太平洋戦争前のレベルで考えたような口調が目立つのが怖い。妙な幻影に酔っていないか?沖縄の新聞を批判した議員がいたらしいが、見識を疑わざるをえない。戦争の現場をイメージして行動している人は少ないと思う。空想の世界に酔っているかのような印象。

軍備に関してはもしかすると、支配者である米国の要求が強硬で、何も拒否できないだけなのかもしれない。あるいは‘抑止力が必要’といった言葉が頭から離れず、本当に出来るかといった分析が後回しになっていないか、その種の誤謬がまた繰り返されていないか気になる。

今の日本は、自衛隊員でも実際の戦闘を経験していない。評論家や学者、政治家も、実戦を知らないで、指導的な立場に立ってしまっているはず。真の専門家がいない状況と考える。あらゆる議論が、空理空論に陥りやすいのは当然のこと。

過去の戦争でも抑止力を持とうと各国が工夫していたはずだが、失敗例が多い。同盟や要塞、核兵器でさえ抑止力には限界がある。抑止力とこちらが思うものは、敵にとっては攻撃力である。同盟関係を強固にすることも、敵対する意志を明確にする意味になり、挑発に近い行為と考える。

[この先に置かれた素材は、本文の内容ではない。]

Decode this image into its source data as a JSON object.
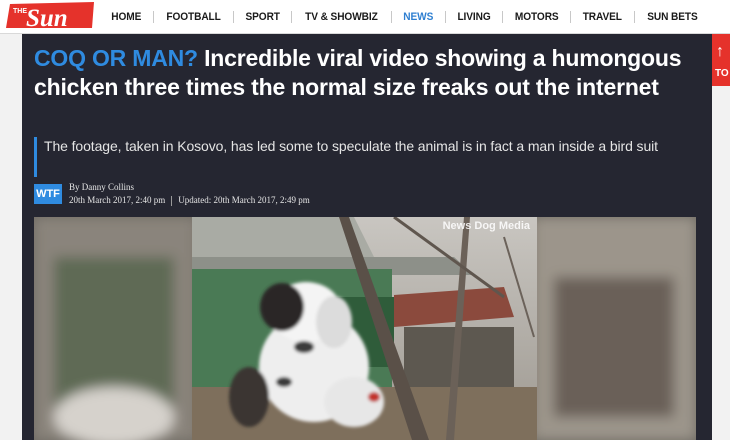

仮想敵国の軍拡のスピードを考えると、ただ対抗するのには無理があるように思う。どう生き残るかを優先し、こちらが強硬な態度と思われないようにすることも考えたほうが良い。弱腰と批判されるとしても、駆け引きを忘れてはいけない。目立った言動は避けたほうが良くないだろうか?首相が演説で仮想敵国を非難することは、感心できない。

日本は食糧も資源も輸入に頼る国で、それは戦前と同様のままで、空と海上を封鎖されれば戦いようのない状態は変わっていない。米国や中国は単独で日本を封鎖できる力があると思う。ただし封鎖が長引くと、おそらく敵は財政的に無理するから、評論家が言うようなシナリオは非現実的と思う。